Book Review - The Phoenix Project

NOTE: May contain spoilers.

Recently I have been reading books about DevOps–its (short) history and (old) influences. That meant reading The Goal by Eliyahu M. Goldratt, which is a business novel about managing a factory using lean manufacturing concepts. The Goal is heavily referenced in The Phoenix Project, and in fact Kim et al’s book mirrors the style and format of Goldratt’s book. (Though it leaves out much of the home life drama of the main character that is included in Goldratt’s book.)
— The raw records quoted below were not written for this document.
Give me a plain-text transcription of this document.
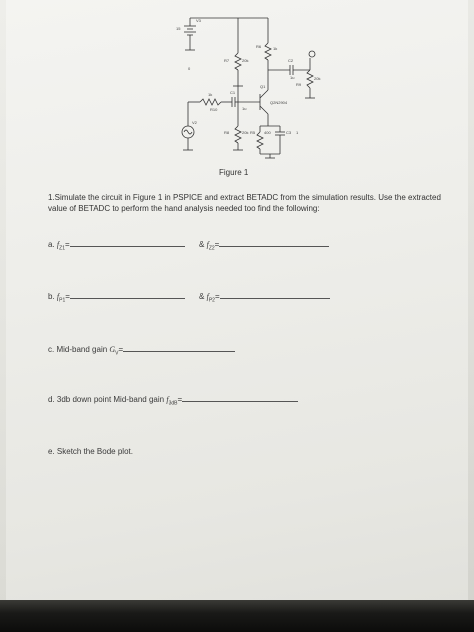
V3
15
R6	1k
R7	20k	C2
1u
R9
20k
Q1
Q2N2904
C1
1u
1k
R10
V2
R8	20k R5 400	C3 1
0
Figure 1
1.Simulate the circuit in Figure 1 in PSPICE and extract BETADC from the simulation results. Use the extracted value of BETADC to perform the hand analysis needed too find the following:
a. $f_{Z1}=$	& $f_{Z2}=$
b. $f_{P1}=$	& $f_{P2}=$
c. Mid-band gain $G_V=$
d. 3db down point Mid-band gain $f_{3dB}=$
e. Sketch the Bode plot.
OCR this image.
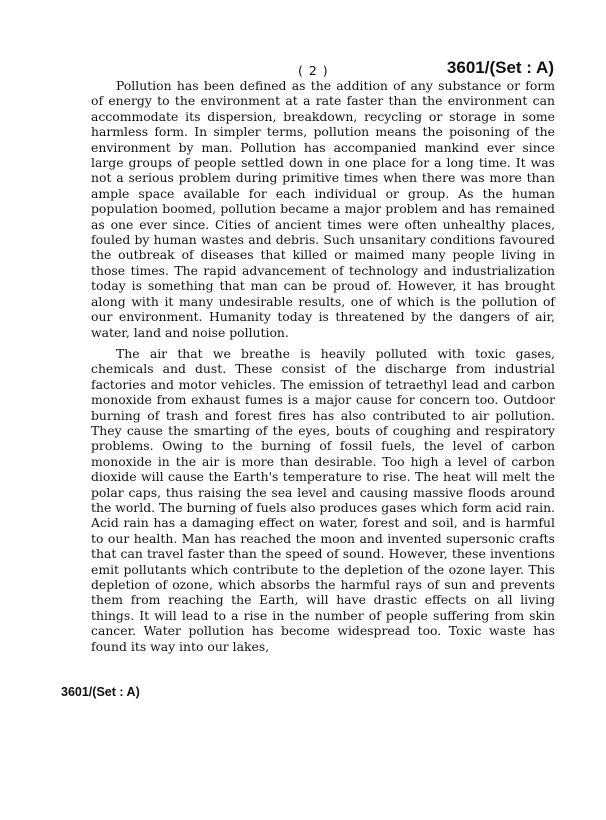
( 2 )	3601/(Set : A)

Pollution has been defined as the addition of any substance or form of energy to the environment at a rate faster than the environment can accommodate its dispersion, breakdown, recycling or storage in some harmless form. In simpler terms, pollution means the poisoning of the environment by man. Pollution has accompanied mankind ever since large groups of people settled down in one place for a long time. It was not a serious problem during primitive times when there was more than ample space available for each individual or group. As the human population boomed, pollution became a major problem and has remained as one ever since. Cities of ancient times were often unhealthy places, fouled by human wastes and debris. Such unsanitary conditions favoured the outbreak of diseases that killed or maimed many people living in those times. The rapid advancement of technology and industrialization today is something that man can be proud of. However, it has brought along with it many undesirable results, one of which is the pollution of our environment. Humanity today is threatened by the dangers of air, water, land and noise pollution.

The air that we breathe is heavily polluted with toxic gases, chemicals and dust. These consist of the discharge from industrial factories and motor vehicles. The emission of tetraethyl lead and carbon monoxide from exhaust fumes is a major cause for concern too. Outdoor burning of trash and forest fires has also contributed to air pollution. They cause the smarting of the eyes, bouts of coughing and respiratory problems. Owing to the burning of fossil fuels, the level of carbon monoxide in the air is more than desirable. Too high a level of carbon dioxide will cause the Earth's temperature to rise. The heat will melt the polar caps, thus raising the sea level and causing massive floods around the world. The burning of fuels also produces gases which form acid rain. Acid rain has a damaging effect on water, forest and soil, and is harmful to our health. Man has reached the moon and invented supersonic crafts that can travel faster than the speed of sound. However, these inventions emit pollutants which contribute to the depletion of the ozone layer. This depletion of ozone, which absorbs the harmful rays of sun and prevents them from reaching the Earth, will have drastic effects on all living things. It will lead to a rise in the number of people suffering from skin cancer. Water pollution has become widespread too. Toxic waste has found its way into our lakes,

3601/(Set : A)
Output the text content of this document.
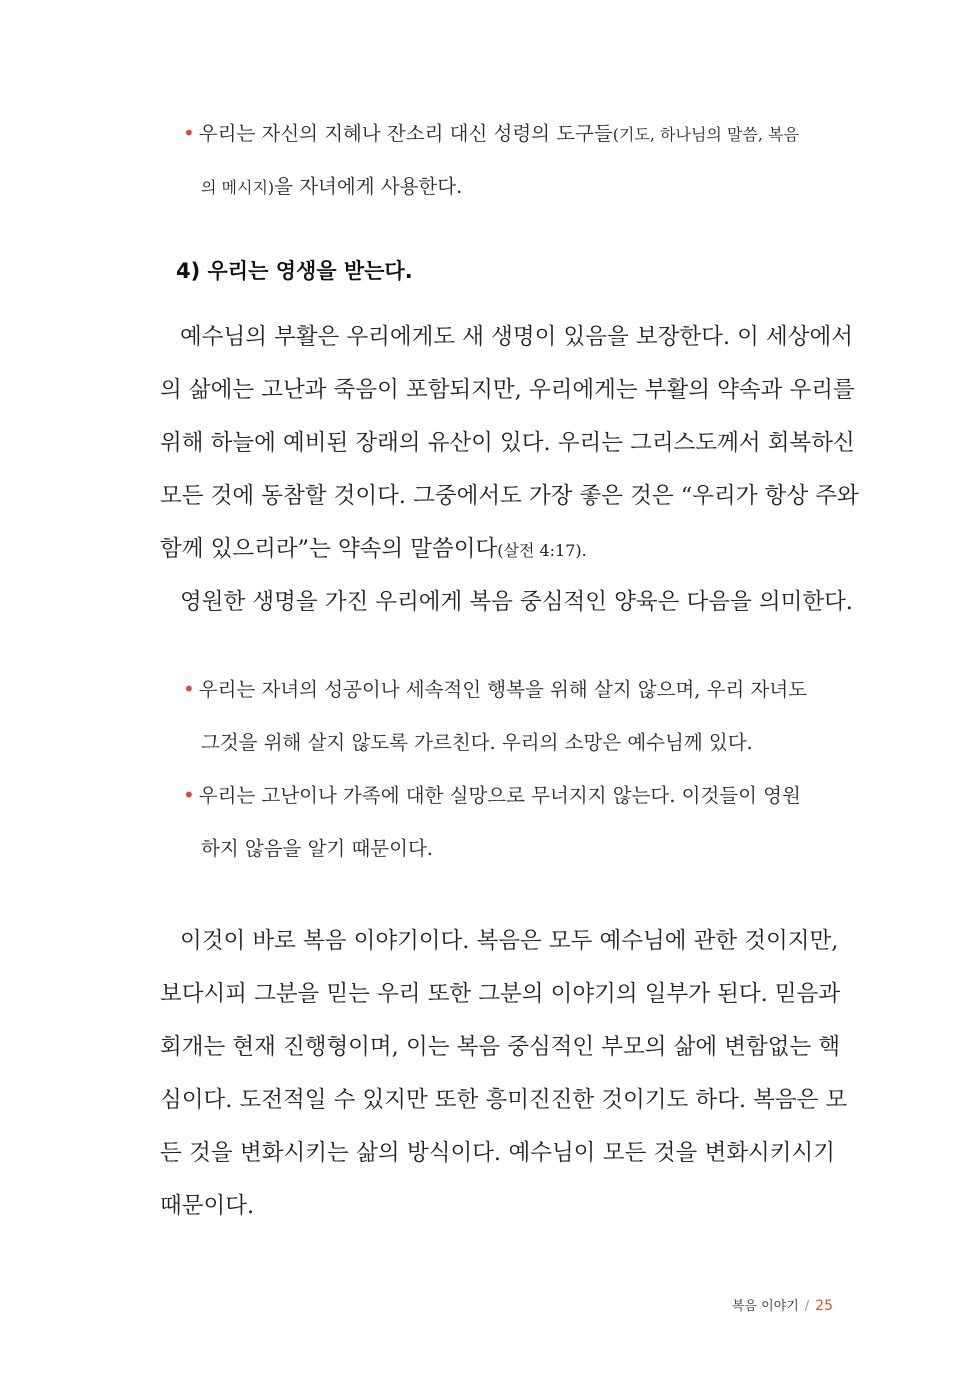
• 우리는 자신의 지혜나 잔소리 대신 성령의 도구들(기도, 하나님의 말씀, 복음
의 메시지)을 자녀에게 사용한다.
4) 우리는 영생을 받는다.
예수님의 부활은 우리에게도 새 생명이 있음을 보장한다. 이 세상에서
의 삶에는 고난과 죽음이 포함되지만, 우리에게는 부활의 약속과 우리를
위해 하늘에 예비된 장래의 유산이 있다. 우리는 그리스도께서 회복하신
모든 것에 동참할 것이다. 그중에서도 가장 좋은 것은 “우리가 항상 주와
함께 있으리라”는 약속의 말씀이다(살전 4:17).
영원한 생명을 가진 우리에게 복음 중심적인 양육은 다음을 의미한다.
• 우리는 자녀의 성공이나 세속적인 행복을 위해 살지 않으며, 우리 자녀도
그것을 위해 살지 않도록 가르친다. 우리의 소망은 예수님께 있다.
• 우리는 고난이나 가족에 대한 실망으로 무너지지 않는다. 이것들이 영원
하지 않음을 알기 때문이다.
이것이 바로 복음 이야기이다. 복음은 모두 예수님에 관한 것이지만,
보다시피 그분을 믿는 우리 또한 그분의 이야기의 일부가 된다. 믿음과
회개는 현재 진행형이며, 이는 복음 중심적인 부모의 삶에 변함없는 핵
심이다. 도전적일 수 있지만 또한 흥미진진한 것이기도 하다. 복음은 모
든 것을 변화시키는 삶의 방식이다. 예수님이 모든 것을 변화시키시기
때문이다.
복음 이야기 / 25
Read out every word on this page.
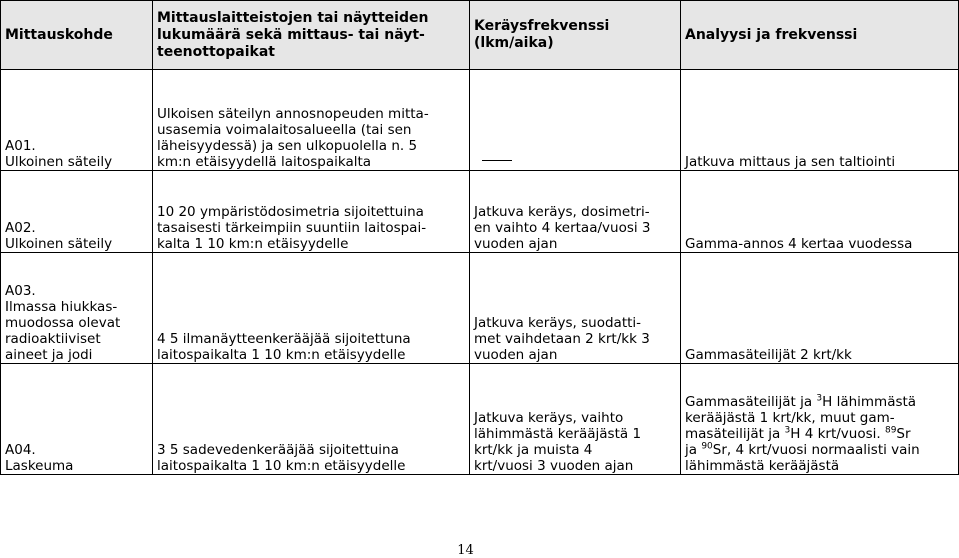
Mittauskohde	Mittauslaitteistojen tai näytteiden
lukumäärä sekä mittaus- tai näyt-
teenottopaikat	Keräysfrekvenssi
(lkm/aika)	Analyysi ja frekvenssi
A01.
Ulkoinen säteily	Ulkoisen säteilyn annosnopeuden mitta-
usasemia voimalaitosalueella (tai sen
läheisyydessä) ja sen ulkopuolella n. 5
km:n etäisyydellä laitospaikalta		Jatkuva mittaus ja sen taltiointi
A02.
Ulkoinen säteily	10 20 ympäristödosimetria sijoitettuina
tasaisesti tärkeimpiin suuntiin laitospai-
kalta 1 10 km:n etäisyydelle	Jatkuva keräys, dosimetri-
en vaihto 4 kertaa/vuosi 3
vuoden ajan	Gamma-annos 4 kertaa vuodessa
A03.
Ilmassa hiukkas-
muodossa olevat
radioaktiiviset
aineet ja jodi	4 5 ilmanäytteenkerääjää sijoitettuna
laitospaikalta 1 10 km:n etäisyydelle	Jatkuva keräys, suodatti-
met vaihdetaan 2 krt/kk 3
vuoden ajan	Gammasäteilijät 2 krt/kk
A04.
Laskeuma	3 5 sadevedenkerääjää sijoitettuina
laitospaikalta 1 10 km:n etäisyydelle	Jatkuva keräys, vaihto
lähimmästä kerääjästä 1
krt/kk ja muista 4
krt/vuosi 3 vuoden ajan	Gammasäteilijät ja $^3$H lähimmästä
kerääjästä 1 krt/kk, muut gam-
masäteilijät ja $^3$H 4 krt/vuosi. $^{89}$Sr
ja $^{90}$Sr, 4 krt/vuosi normaalisti vain
lähimmästä kerääjästä
14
In short the allegorical novel is about Bill Palmer, an IT manager who is suddenly promoted to VP of IT Operations in a large, struggling auto parts manufacturing company. Every IT department and project is a mess and will be familiar to anyone who has worked in the field. The book also uses the same Socratic method as The Goal in that there is an eccentric Guru character, Erik, who helps Bill along the path to success using questions that force critical thinking along the DevOps paradigm.

The first part of the book is about connecting with the reader.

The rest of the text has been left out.